Opinion
49076.
ARGUED FEBRUARY 12, 1974.
DECIDED FEBRUARY 18, 1974.
Delinquent minor. Effingham Juvenile Court. Before Judge Hawkins.
Hill, Jones Farrington, Bobby L. Hill, William T. Coleman, III, for appellant.
J. Lane Johnston, District Attorney, for appellee.
M. S. K., an eleven-year-old black boy, came before the Effingham County Juvenile Court judge on charges of having touched two eleven-year-old white girls, who were dressed in pants, in the genital area. He did not contest the statements of the two girls, one of whom said it had happened other times before; but neither of the girls said he had kicked or otherwise hurt them, whereas M. S. K. and his two witnesses seemed to testify to some kicking. The record of the hearing indicates that M. S. K. had not been generally thought to be a behavior problem; that his teacher administered a spanking following this offense; and that the girls' parents had not particularly wanted the matter to go as far as juvenile court. The complaint was filed by the local sheriff.
The judge ordered M. S. K. placed on probation and allowed him to remain in his home, but ordered "that you don't go to school anymore. I want to get you out of that school... You just haven't got any business in school."
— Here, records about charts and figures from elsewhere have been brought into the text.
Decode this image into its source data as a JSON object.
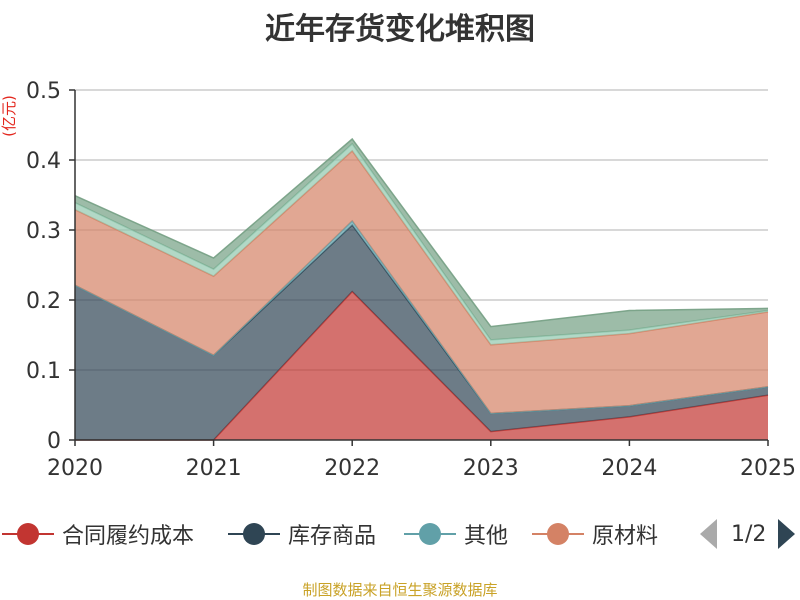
{
  "source_note": "制图数据来自恒生聚源数据库",
  "pager": {
    "text": "1/2"
  },
  "chart_data": {
    "type": "area",
    "stacked": true,
    "title": "近年存货变化堆积图",
    "unit_label": "(亿元)",
    "x": [
      "2020",
      "2021",
      "2022",
      "2023",
      "2024",
      "2025"
    ],
    "ylim": [
      0,
      0.5
    ],
    "yticks": [
      0,
      0.1,
      0.2,
      0.3,
      0.4,
      0.5
    ],
    "ytick_labels": [
      "0",
      "0.1",
      "0.2",
      "0.3",
      "0.4",
      "0.5"
    ],
    "grid": true,
    "legend_position": "bottom",
    "series": [
      {
        "name": "合同履约成本",
        "color": "#c23531",
        "values": [
          0.0,
          0.0,
          0.212,
          0.012,
          0.033,
          0.064
        ]
      },
      {
        "name": "库存商品",
        "color": "#2f4554",
        "values": [
          0.221,
          0.121,
          0.095,
          0.026,
          0.016,
          0.012
        ]
      },
      {
        "name": "其他",
        "color": "#61a0a8",
        "values": [
          0.0,
          0.0,
          0.006,
          0.0,
          0.0,
          0.0
        ]
      },
      {
        "name": "原材料",
        "color": "#d48265",
        "values": [
          0.108,
          0.113,
          0.1,
          0.098,
          0.103,
          0.107
        ]
      },
      {
        "name": "",
        "color": "#91c7ae",
        "values": [
          0.01,
          0.01,
          0.01,
          0.007,
          0.005,
          0.002
        ]
      },
      {
        "name": "",
        "color": "#749f83",
        "values": [
          0.01,
          0.016,
          0.007,
          0.019,
          0.028,
          0.003
        ]
      }
    ]
  }
}
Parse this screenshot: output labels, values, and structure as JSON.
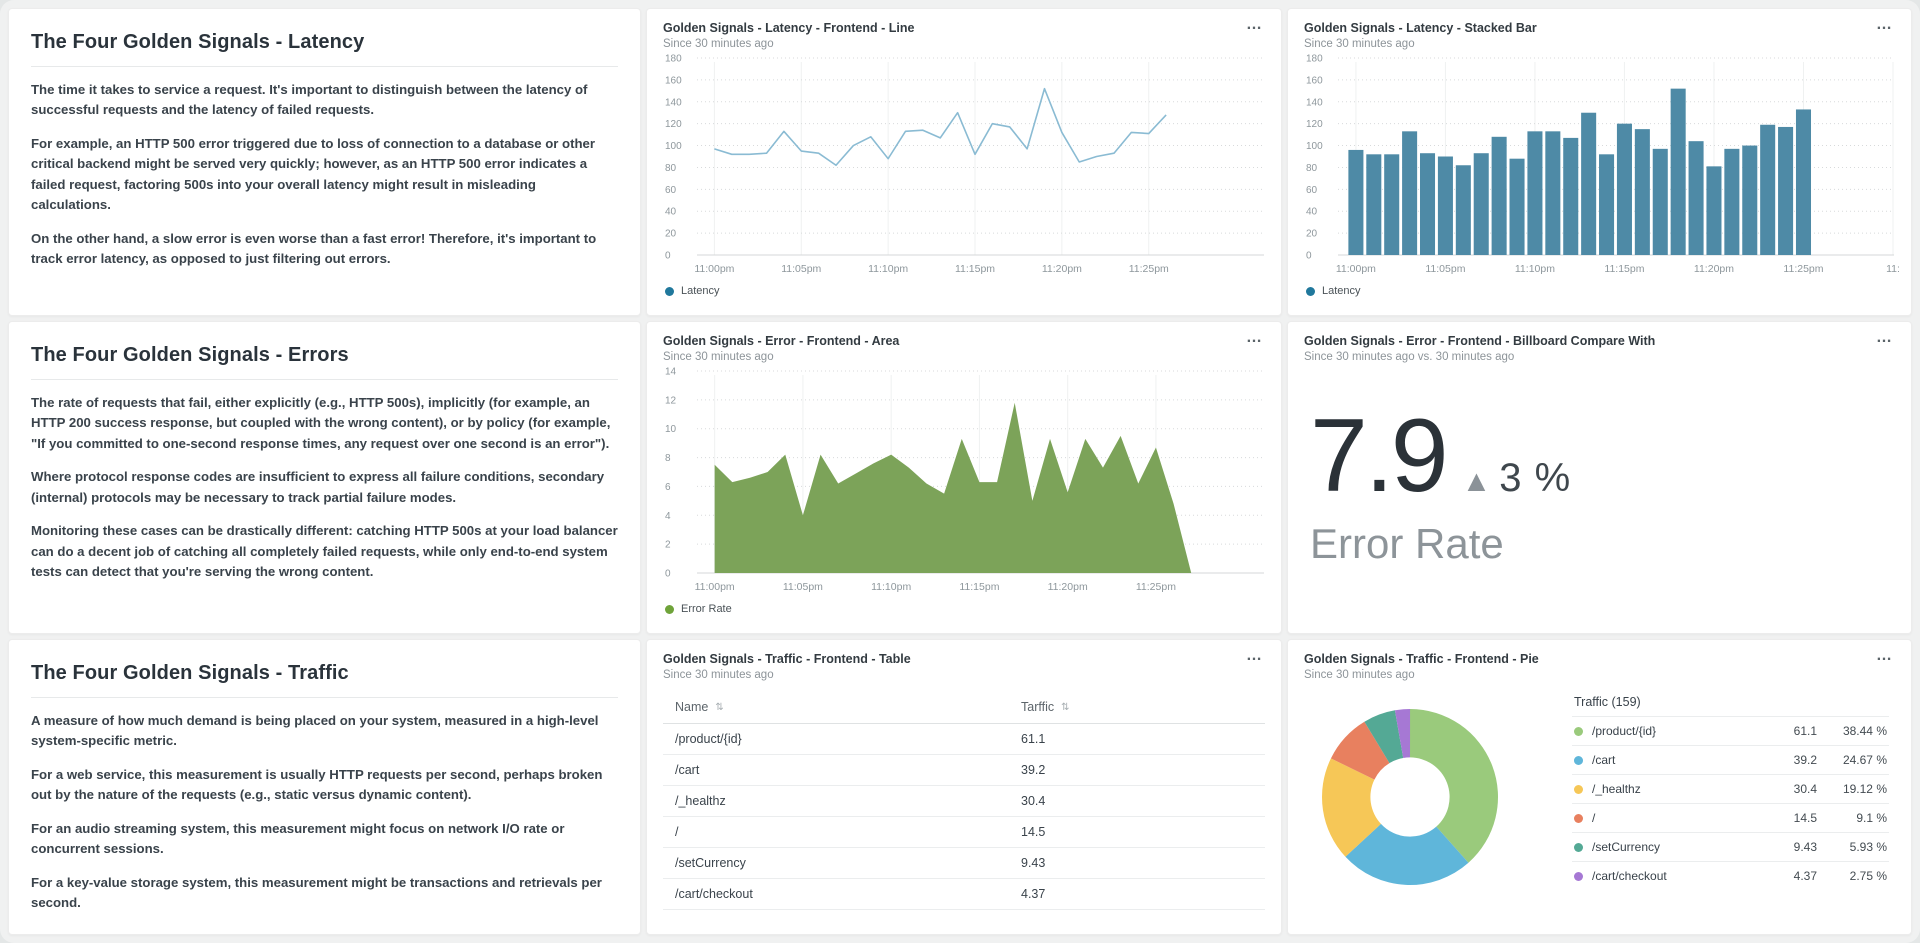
{
  "ui": {
    "menu_glyph": "…",
    "sort_glyph": "⇅"
  },
  "panels": {
    "latency_text": {
      "title": "The Four Golden Signals - Latency",
      "paragraphs": [
        "The time it takes to service a request. It's important to distinguish between the latency of successful requests and the latency of failed requests.",
        "For example, an HTTP 500 error triggered due to loss of connection to a database or other critical backend might be served very quickly; however, as an HTTP 500 error indicates a failed request, factoring 500s into your overall latency might result in misleading calculations.",
        "On the other hand, a slow error is even worse than a fast error! Therefore, it's important to track error latency, as opposed to just filtering out errors."
      ]
    },
    "errors_text": {
      "title": "The Four Golden Signals - Errors",
      "paragraphs": [
        "The rate of requests that fail, either explicitly (e.g., HTTP 500s), implicitly (for example, an HTTP 200 success response, but coupled with the wrong content), or by policy (for example, \"If you committed to one-second response times, any request over one second is an error\").",
        "Where protocol response codes are insufficient to express all failure conditions, secondary (internal) protocols may be necessary to track partial failure modes.",
        "Monitoring these cases can be drastically different: catching HTTP 500s at your load balancer can do a decent job of catching all completely failed requests, while only end-to-end system tests can detect that you're serving the wrong content."
      ]
    },
    "traffic_text": {
      "title": "The Four Golden Signals - Traffic",
      "paragraphs": [
        "A measure of how much demand is being placed on your system, measured in a high-level system-specific metric.",
        "For a web service, this measurement is usually HTTP requests per second, perhaps broken out by the nature of the requests (e.g., static versus dynamic content).",
        "For an audio streaming system, this measurement might focus on network I/O rate or concurrent sessions.",
        "For a key-value storage system, this measurement might be transactions and retrievals per second."
      ]
    },
    "latency_line": {
      "title": "Golden Signals - Latency - Frontend - Line",
      "subtitle": "Since 30 minutes ago",
      "legend": {
        "label": "Latency",
        "color": "#20789c"
      }
    },
    "latency_bar": {
      "title": "Golden Signals - Latency - Stacked Bar",
      "subtitle": "Since 30 minutes ago",
      "legend": {
        "label": "Latency",
        "color": "#20789c"
      }
    },
    "error_area": {
      "title": "Golden Signals - Error - Frontend - Area",
      "subtitle": "Since 30 minutes ago",
      "legend": {
        "label": "Error Rate",
        "color": "#6fa33a"
      }
    },
    "error_billboard": {
      "title": "Golden Signals - Error - Frontend - Billboard Compare With",
      "subtitle": "Since 30 minutes ago vs. 30 minutes ago",
      "value": "7.9",
      "delta_glyph": "▲",
      "delta": "3 %",
      "metric_label": "Error Rate",
      "value_color": "#2b3238",
      "delta_icon_color": "#8b9298",
      "delta_color": "#3f474d",
      "label_color": "#8d9499"
    },
    "traffic_table": {
      "title": "Golden Signals - Traffic - Frontend - Table",
      "subtitle": "Since 30 minutes ago"
    },
    "traffic_pie": {
      "title": "Golden Signals - Traffic - Frontend - Pie",
      "subtitle": "Since 30 minutes ago"
    }
  },
  "chart_data": [
    {
      "id": "latency-line",
      "type": "line",
      "title": "Golden Signals - Latency - Frontend - Line",
      "ylabel": "Latency",
      "color": "#8abbd3",
      "x_domain": [
        -1,
        31
      ],
      "x_ticks": [
        {
          "v": 0,
          "label": "11:00pm"
        },
        {
          "v": 5,
          "label": "11:05pm"
        },
        {
          "v": 10,
          "label": "11:10pm"
        },
        {
          "v": 15,
          "label": "11:15pm"
        },
        {
          "v": 20,
          "label": "11:20pm"
        },
        {
          "v": 25,
          "label": "11:25pm"
        }
      ],
      "ylim": [
        0,
        180
      ],
      "y_step": 20,
      "values": [
        97,
        92,
        92,
        93,
        113,
        95,
        93,
        82,
        100,
        108,
        88,
        113,
        114,
        107,
        130,
        92,
        120,
        117,
        97,
        152,
        112,
        85,
        90,
        93,
        112,
        111,
        128
      ]
    },
    {
      "id": "latency-bar",
      "type": "bar",
      "title": "Golden Signals - Latency - Stacked Bar",
      "ylabel": "Latency",
      "color": "#4e8aa6",
      "margin_right": 2,
      "x_domain": [
        -1,
        30
      ],
      "x_ticks": [
        {
          "v": 0,
          "label": "11:00pm"
        },
        {
          "v": 5,
          "label": "11:05pm"
        },
        {
          "v": 10,
          "label": "11:10pm"
        },
        {
          "v": 15,
          "label": "11:15pm"
        },
        {
          "v": 20,
          "label": "11:20pm"
        },
        {
          "v": 25,
          "label": "11:25pm"
        },
        {
          "v": 30,
          "label": "11:"
        }
      ],
      "ylim": [
        0,
        180
      ],
      "y_step": 20,
      "values": [
        96,
        92,
        92,
        113,
        93,
        90,
        82,
        93,
        108,
        88,
        113,
        113,
        107,
        130,
        92,
        120,
        115,
        97,
        152,
        104,
        81,
        97,
        100,
        119,
        117,
        133
      ]
    },
    {
      "id": "error-area",
      "type": "area",
      "title": "Golden Signals - Error - Frontend - Area",
      "ylabel": "Error Rate",
      "color": "#7ca359",
      "x_domain": [
        -1,
        30.5
      ],
      "x_ticks": [
        {
          "v": 0,
          "label": "11:00pm"
        },
        {
          "v": 5,
          "label": "11:05pm"
        },
        {
          "v": 10,
          "label": "11:10pm"
        },
        {
          "v": 15,
          "label": "11:15pm"
        },
        {
          "v": 20,
          "label": "11:20pm"
        },
        {
          "v": 25,
          "label": "11:25pm"
        }
      ],
      "ylim": [
        0,
        14
      ],
      "y_step": 2,
      "values": [
        7.5,
        6.3,
        6.6,
        7.0,
        8.2,
        4.0,
        8.2,
        6.2,
        6.9,
        7.6,
        8.2,
        7.3,
        6.2,
        5.5,
        9.3,
        6.3,
        6.3,
        11.8,
        5.0,
        9.3,
        5.6,
        9.3,
        7.3,
        9.5,
        6.2,
        8.7,
        4.8,
        0
      ]
    },
    {
      "id": "traffic-table",
      "type": "table",
      "title": "Golden Signals - Traffic - Frontend - Table",
      "columns": [
        {
          "label": "Name",
          "sortable": true
        },
        {
          "label": "Tarffic",
          "sortable": true
        }
      ],
      "rows": [
        [
          "/product/{id}",
          "61.1"
        ],
        [
          "/cart",
          "39.2"
        ],
        [
          "/_healthz",
          "30.4"
        ],
        [
          "/",
          "14.5"
        ],
        [
          "/setCurrency",
          "9.43"
        ],
        [
          "/cart/checkout",
          "4.37"
        ]
      ]
    },
    {
      "id": "traffic-pie",
      "type": "pie",
      "title": "Golden Signals - Traffic - Frontend - Pie",
      "legend_title": "Traffic (159)",
      "donut_hole_ratio": 0.45,
      "start_angle_deg": 0,
      "direction": "clockwise",
      "slices": [
        {
          "label": "/product/{id}",
          "value": "61.1",
          "percent": "38.44 %",
          "color": "#9aca7c"
        },
        {
          "label": "/cart",
          "value": "39.2",
          "percent": "24.67 %",
          "color": "#5fb6da"
        },
        {
          "label": "/_healthz",
          "value": "30.4",
          "percent": "19.12 %",
          "color": "#f6c757"
        },
        {
          "label": "/",
          "value": "14.5",
          "percent": "9.1 %",
          "color": "#e8805f"
        },
        {
          "label": "/setCurrency",
          "value": "9.43",
          "percent": "5.93 %",
          "color": "#54a995"
        },
        {
          "label": "/cart/checkout",
          "value": "4.37",
          "percent": "2.75 %",
          "color": "#a678d4"
        }
      ]
    }
  ]
}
1. The motion to dismiss the appeal is denied. See Rule 14 ( 124 Ga. App. 873).
2. This case should not have been brought before the juvenile court. "While in no way condoning the ... [act done by this eleven-year-old child] this court merely observes that such conduct as proved here is usually the subject of disciplinary action by school officials without the necessity of invoking the aid of the courts... To bring all students accused of this or similar deeds of misconduct before the courts would be taking advantage of the real purpose of and necessity for the Juvenile Court Act and would place burdens on the courts which rightfully belong to parents and school officials. It is only when such corrective measures are totally without avail that the courts should be asked to invoke the sometimes awesome consequences of the law." Young v. State, 120 Ga. App. 605, 606 ( 171 S.E.2d 756).
It should be noted that this youth is below the age of criminal accountability as set by the General Assembly of Georgia. Code Ann. § 26-701. See Code Ann. § 24A-401 for the definition of a "delinquent child" and an "unruly child."
As to his right to an education, the laws of Georgia require children to attend a public or private school between their seventh and sixteenth birthdays. Code Ann. § 32-2104. The American Bar Association Standards relating to probation of adult criminals recommend that a condition for probation is the pursuit of educational training. See pp. 44-45.
Judgment reversed. Deen and Stolz, JJ., concur.